A letter from paddler Tom Murphy to Verticulture and river people everywhere:
Hydroelectric power in the form of large-scale damming is antiquated technology. Here in North America, projects like those conducted on the Elwha in Washington illustrate not only how large the effect of damming is, but how resilient the riparian ecosystems are. It could be argued that the resilience is a necessity of nature. Organisms are quick to heal those parts that are most critical to their survival. Rivers and all they transport, all they harbor, all they provide for, are arguably some of our most important ecological thoroughfares.
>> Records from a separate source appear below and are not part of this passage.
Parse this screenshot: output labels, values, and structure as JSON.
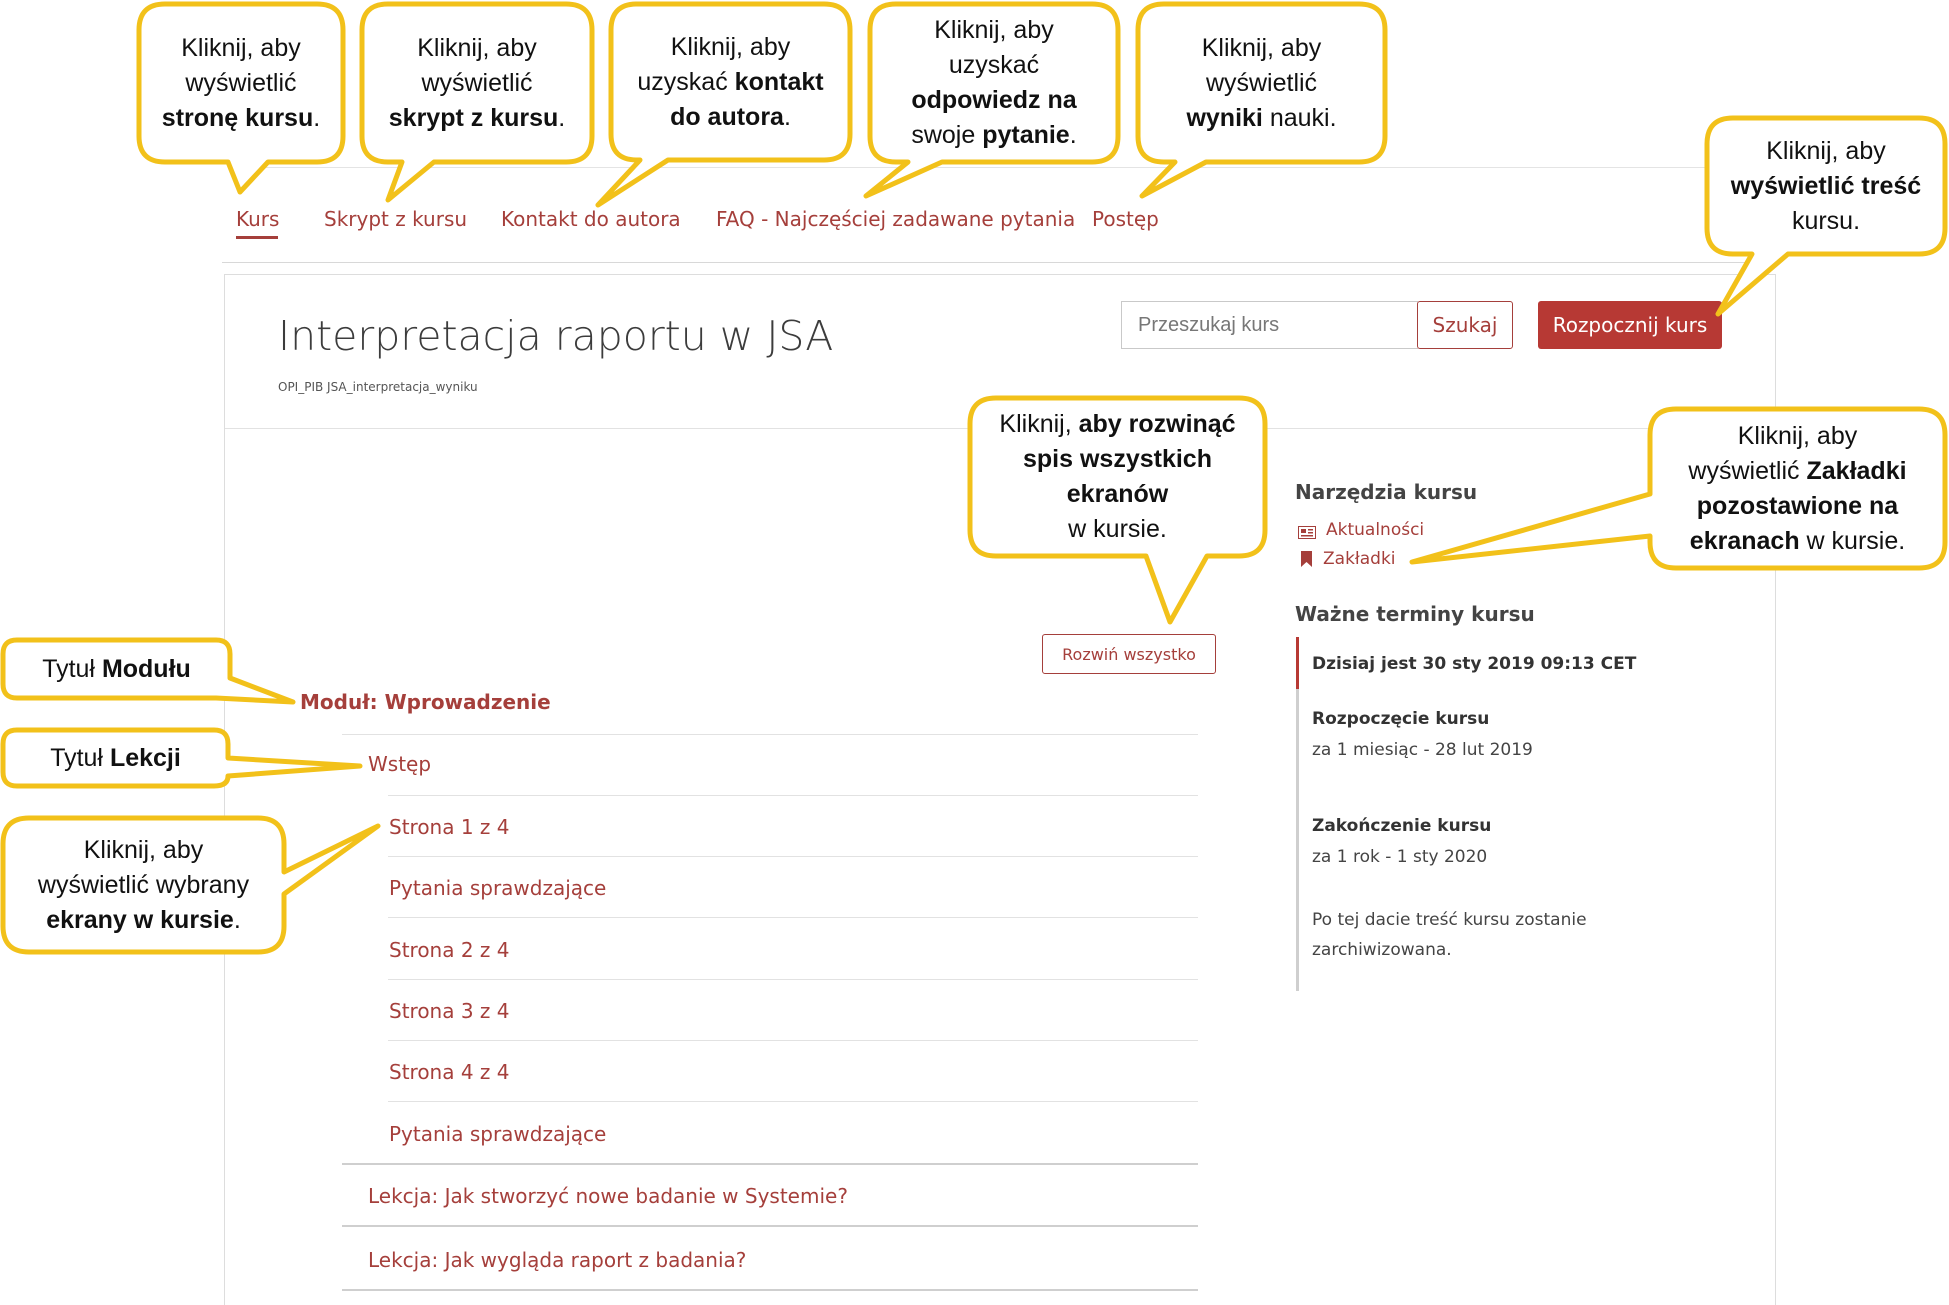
{
  "nav": {
    "tabs": [
      {
        "label": "Kurs",
        "active": true
      },
      {
        "label": "Skrypt z kursu"
      },
      {
        "label": "Kontakt do autora"
      },
      {
        "label": "FAQ - Najczęściej zadawane pytania"
      },
      {
        "label": "Postęp"
      }
    ]
  },
  "course": {
    "title": "Interpretacja raportu w JSA",
    "id": "OPI_PIB JSA_interpretacja_wyniku"
  },
  "search": {
    "placeholder": "Przeszukaj kurs",
    "button_label": "Szukaj"
  },
  "start_button": "Rozpocznij kurs",
  "expand_button": "Rozwiń wszystko",
  "outline": {
    "module_title": "Moduł: Wprowadzenie",
    "lesson_title": "Wstęp",
    "units": [
      "Strona 1 z 4",
      "Pytania sprawdzające",
      "Strona 2 z 4",
      "Strona 3 z 4",
      "Strona 4 z 4",
      "Pytania sprawdzające"
    ],
    "other_lessons": [
      "Lekcja: Jak stworzyć nowe badanie w Systemie?",
      "Lekcja: Jak wygląda raport z badania?"
    ]
  },
  "sidebar": {
    "tools_heading": "Narzędzia kursu",
    "tools": [
      {
        "label": "Aktualności",
        "icon": "newspaper-icon"
      },
      {
        "label": "Zakładki",
        "icon": "bookmark-icon"
      }
    ],
    "dates_heading": "Ważne terminy kursu",
    "today": "Dzisiaj jest 30 sty 2019 09:13 CET",
    "start_label": "Rozpoczęcie kursu",
    "start_value": "za 1 miesiąc - 28 lut 2019",
    "end_label": "Zakończenie kursu",
    "end_value": "za 1 rok - 1 sty 2020",
    "archive_note_line1": "Po tej dacie treść kursu zostanie",
    "archive_note_line2": "zarchiwizowana."
  },
  "callouts": {
    "kurs": [
      "Kliknij, aby",
      "wyświetlić",
      "stronę kursu",
      "."
    ],
    "skrypt": [
      "Kliknij, aby",
      "wyświetlić",
      "skrypt z  kursu",
      "."
    ],
    "kontakt": [
      "Kliknij, aby",
      "uzyskać ",
      "kontakt",
      "do autora",
      "."
    ],
    "faq": [
      "Kliknij, aby",
      "uzyskać",
      "odpowiedz na",
      "swoje ",
      "pytanie",
      "."
    ],
    "postep": [
      "Kliknij, aby",
      "wyświetlić",
      "wyniki",
      " nauki."
    ],
    "rozpocznij": [
      "Kliknij, aby",
      "wyświetlić treść",
      "kursu."
    ],
    "rozwin": [
      "Kliknij, ",
      "aby rozwinąć",
      "spis wszystkich",
      "ekranów",
      "w kursie."
    ],
    "zakladki": [
      "Kliknij, aby",
      "wyświetlić ",
      "Zakładki",
      "pozostawione na",
      "ekranach",
      " w kursie."
    ],
    "modul": [
      "Tytuł ",
      "Modułu"
    ],
    "lekcja": [
      "Tytuł ",
      "Lekcji"
    ],
    "ekrany": [
      "Kliknij, aby",
      "wyświetlić wybrany",
      "ekrany w kursie",
      "."
    ]
  },
  "colors": {
    "accent": "#a53f3b",
    "primary_button": "#b73934",
    "callout_border": "#f2c11a"
  }
}
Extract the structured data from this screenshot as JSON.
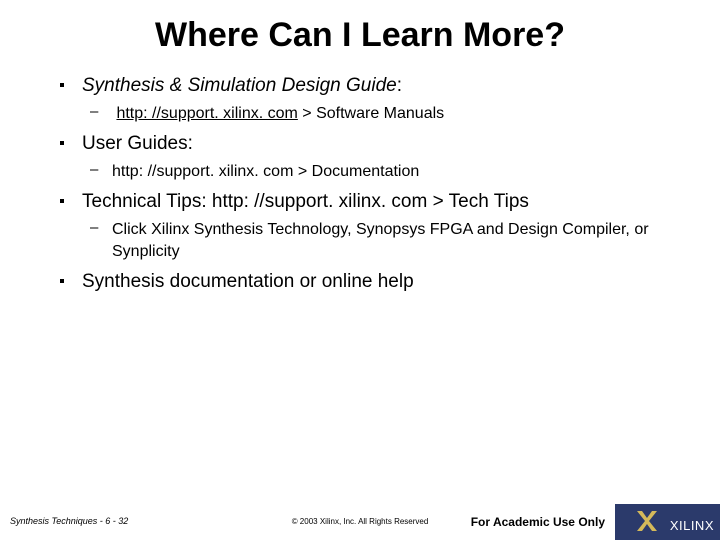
{
  "title": "Where Can I Learn More?",
  "bullets": [
    {
      "text_pre": "Synthesis & Simulation Design Guide",
      "text_post": ":",
      "italic": true,
      "subs": [
        {
          "link": "http: //support. xilinx. com",
          "after": " > Software Manuals",
          "underlined": true
        }
      ]
    },
    {
      "text_pre": "User Guides:",
      "text_post": "",
      "italic": false,
      "subs": [
        {
          "link": "",
          "after": "http: //support. xilinx. com > Documentation",
          "underlined": false
        }
      ]
    },
    {
      "text_pre": "Technical Tips: http: //support. xilinx. com > Tech Tips",
      "text_post": "",
      "italic": false,
      "subs": [
        {
          "link": "",
          "after": "Click Xilinx Synthesis Technology, Synopsys FPGA and Design Compiler, or Synplicity",
          "underlined": false
        }
      ]
    },
    {
      "text_pre": "Synthesis documentation or online help",
      "text_post": "",
      "italic": false,
      "subs": []
    }
  ],
  "footer": {
    "left": "Synthesis Techniques - 6 - 32",
    "center": "© 2003 Xilinx, Inc. All Rights Reserved",
    "right": "For Academic Use Only",
    "logo": "XILINX"
  }
}
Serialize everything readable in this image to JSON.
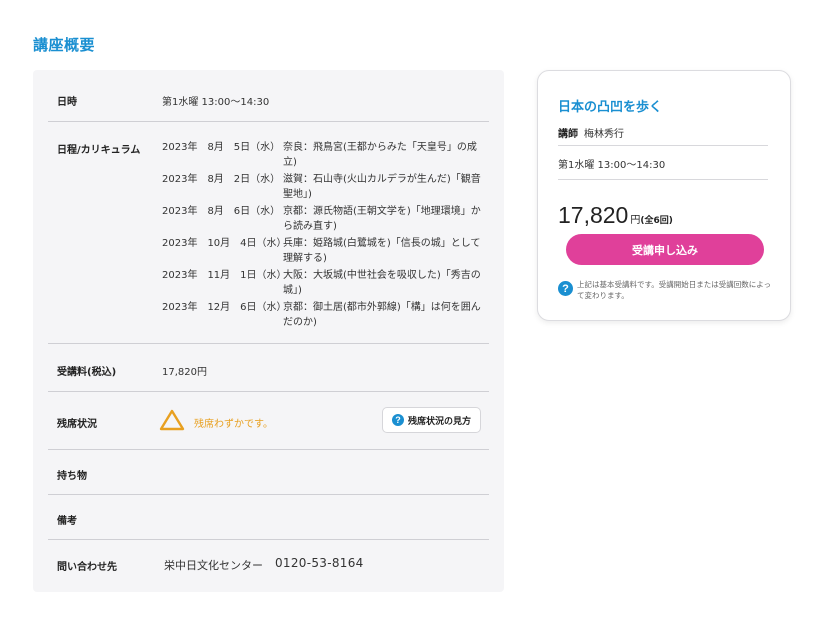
{
  "section": {
    "title": "講座概要"
  },
  "rows": {
    "datetime": {
      "label": "日時",
      "value": "第1水曜 13:00〜14:30"
    },
    "curriculum": {
      "label": "日程/カリキュラム",
      "items": [
        {
          "date": "2023年　8月　5日（水）",
          "text": "奈良：飛鳥宮(王都からみた「天皇号」の成立)"
        },
        {
          "date": "2023年　8月　2日（水）",
          "text": "滋賀：石山寺(火山カルデラが生んだ)「観音聖地」)"
        },
        {
          "date": "2023年　8月　6日（水）",
          "text": "京都：源氏物語(王朝文学を)「地理環境」から読み直す)"
        },
        {
          "date": "2023年　10月　4日（水）",
          "text": "兵庫：姫路城(白鷺城を)「信長の城」として理解する)"
        },
        {
          "date": "2023年　11月　1日（水）",
          "text": "大阪：大坂城(中世社会を吸収した)「秀吉の城」)"
        },
        {
          "date": "2023年　12月　6日（水）",
          "text": "京都：御土居(都市外郭線)「構」は何を囲んだのか)"
        }
      ]
    },
    "fee": {
      "label": "受講料(税込)",
      "value": "17,820円"
    },
    "availability": {
      "label": "残席状況",
      "icon": "triangle-icon",
      "status": "残席わずかです。",
      "status_color": "#e8a020",
      "help_label": "残席状況の見方"
    },
    "belongings": {
      "label": "持ち物"
    },
    "remarks": {
      "label": "備考"
    },
    "contact": {
      "label": "問い合わせ先",
      "name": "栄中日文化センター",
      "phone": "0120-53-8164"
    }
  },
  "card": {
    "title": "日本の凸凹を歩く",
    "lecturer_label": "講師",
    "lecturer_name": "梅林秀行",
    "schedule": "第1水曜 13:00〜14:30",
    "price": "17,820",
    "price_unit": "円",
    "price_note": "(全6回)",
    "apply_label": "受講申し込み",
    "note": "上記は基本受講料です。受講開始日または受講回数によって変わります。"
  },
  "colors": {
    "accent": "#1a8fd1",
    "apply": "#e0409a",
    "panel": "#f5f5f7"
  }
}
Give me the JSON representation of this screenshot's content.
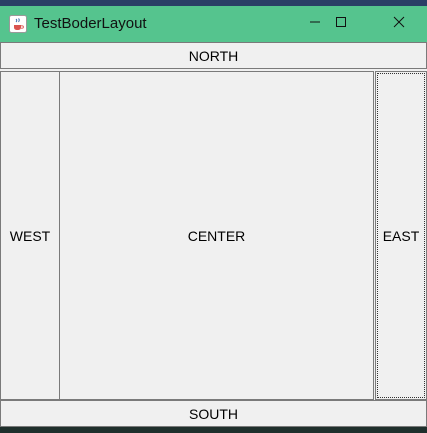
{
  "window": {
    "title": "TestBoderLayout",
    "controls": {
      "minimize_icon": "minimize-icon",
      "maximize_icon": "maximize-icon",
      "close_icon": "close-icon"
    },
    "app_icon": "java-coffee-cup-icon"
  },
  "layout": {
    "north": "NORTH",
    "west": "WEST",
    "center": "CENTER",
    "east": "EAST",
    "south": "SOUTH"
  },
  "colors": {
    "title_bar": "#55c48e",
    "background": "#f0f0f0",
    "border": "#7a7a7a"
  }
}
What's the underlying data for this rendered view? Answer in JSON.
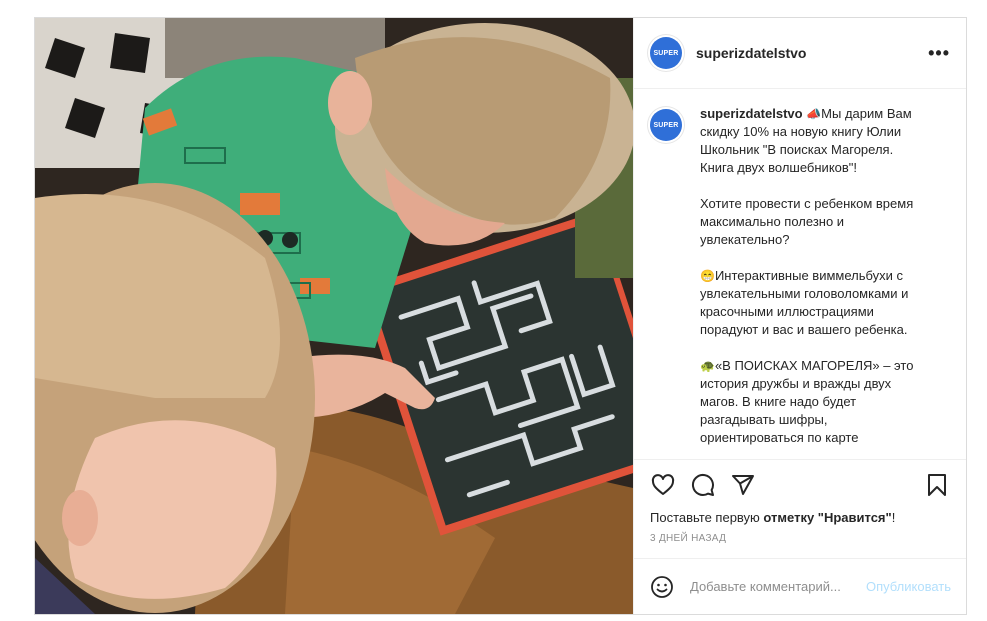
{
  "post": {
    "account": {
      "username": "superizdatelstvo",
      "avatar_text": "SUPER",
      "avatar_color": "#2f6fd8"
    },
    "header": {
      "more_icon": "more-horizontal-icon"
    },
    "photo": {
      "description_icon": "post-photo"
    },
    "caption": {
      "username": "superizdatelstvo",
      "paragraphs": [
        {
          "emoji": "📣",
          "text": "Мы дарим Вам скидку 10% на новую книгу Юлии Школьник \"В поисках Магореля. Книга двух волшебников\"!"
        },
        {
          "emoji": "",
          "text": "Хотите провести с ребенком время максимально полезно и увлекательно?"
        },
        {
          "emoji": "😁",
          "text": "Интерактивные виммельбухи с увлекательными головоломками и красочными иллюстрациями порадуют и вас и вашего ребенка."
        },
        {
          "emoji": "🐢",
          "text": "«В ПОИСКАХ МАГОРЕЛЯ» – это история дружбы и вражды двух магов. В книге надо будет разгадывать шифры, ориентироваться по карте"
        }
      ]
    },
    "actions": {
      "like_icon": "heart-icon",
      "comment_icon": "comment-icon",
      "share_icon": "share-icon",
      "save_icon": "bookmark-icon"
    },
    "likes": {
      "prefix": "Поставьте первую ",
      "bold": "отметку \"Нравится\"",
      "suffix": "!"
    },
    "time": "3 ДНЕЙ НАЗАД",
    "comment": {
      "placeholder": "Добавьте комментарий...",
      "publish_label": "Опубликовать",
      "publish_color": "#b2dffc",
      "emoji_icon": "smile-icon"
    }
  }
}
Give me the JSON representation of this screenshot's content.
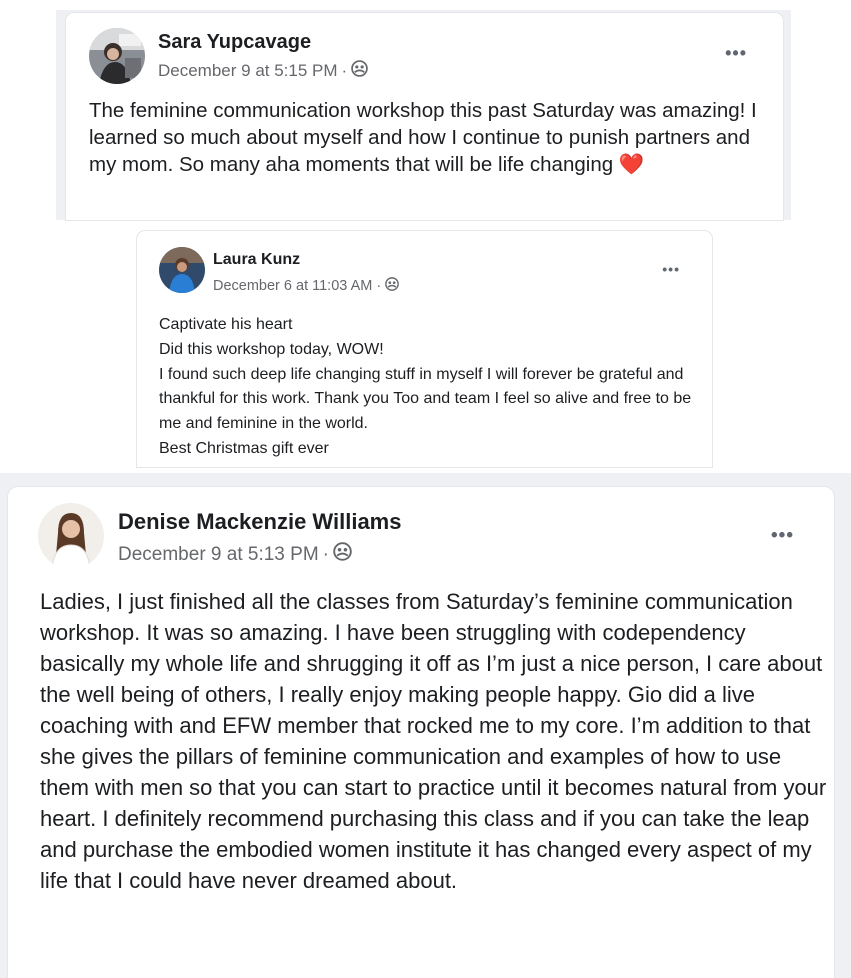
{
  "posts": [
    {
      "author": "Sara Yupcavage",
      "timestamp": "December 9 at 5:15 PM",
      "separator": "·",
      "audience_icon": "group-audience-icon",
      "more_label": "•••",
      "body": "The feminine communication workshop this past Saturday was amazing! I learned so much about myself and how I continue to punish partners and my mom. So many aha moments that will be life changing",
      "emoji": "❤️"
    },
    {
      "author": "Laura Kunz",
      "timestamp": "December 6 at 11:03 AM",
      "separator": "·",
      "audience_icon": "group-audience-icon",
      "more_label": "•••",
      "lines": [
        "Captivate his heart",
        "Did this workshop today, WOW!",
        "I found such deep life changing stuff in myself I will forever be grateful and thankful for this work. Thank you Too and team I feel so alive and free to be me and feminine in the world.",
        "Best Christmas gift ever"
      ]
    },
    {
      "author": "Denise Mackenzie Williams",
      "timestamp": "December 9 at 5:13 PM",
      "separator": "·",
      "audience_icon": "group-audience-icon",
      "more_label": "•••",
      "body": "Ladies, I just finished all the classes from Saturday’s feminine communication workshop. It was so amazing. I have been struggling with codependency basically my whole life and shrugging it off as I’m just a nice person, I care about the well being of others, I really enjoy making people happy. Gio did a live coaching with and EFW member that rocked me to my core.  I’m addition to that she gives the pillars of feminine communication and examples of how to use them with men so that you can start to practice until it becomes natural from your heart. I definitely recommend purchasing this class and if you can take the leap and purchase the embodied women institute it has changed every aspect of my life that I could have never dreamed about."
    }
  ],
  "colors": {
    "text": "#1c1e21",
    "meta": "#65676b",
    "background_strip": "#eef0f3",
    "heart": "#e0245e"
  }
}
South America is home to the largest river in the world. Nearly the whole continent drains into the Amazon as it spits 7 million cubic feet of water per second into the Atlantic, collecting runoff from nearly 3 million square miles. The Jondachi is an Ecuadorian river, a capillary in vascular system of the South American rainforest. This humble little vessel will be the site of an international effort to raise awareness about what the Ecuadorian Rivers Institute calls “a poorly-conceived, government-run hydroelectricity project.” By illustrating the commercial value of recreational usage of the Napo valley rivers in their free-flowing states, the ERI is attempting to halt poorly-conceived hydro projects. The ERI is now spearheading a collaborative effort to halt plans for the development of a hydro project aimed at delivering power that isn’t needed, to people who didn’t ask for it, while lining the pockets of foreign corporations.
Jondachi Fest is a celebration of these beautiful Napo valley rivers that are being threatened by this proposed dam. From January 16 - 18, 2015 there will be three days of events, including a Class V downstream race on the Upper Jondachi with the participation of elite international paddlers, and opportunities for guided paddling at all ability levels. It will provide the venue for discussion and education about the of this hydro project’s effects.
The Napo valley stands to lose over $1 million/year in revenue from whitewater paddlesports activities and decreased tourist traffic resulting from this dam’s construction. The tourism revenue stands to have greater net profits than the hydro project, will keep the profits locally within the community, and is infinitely better ecologically.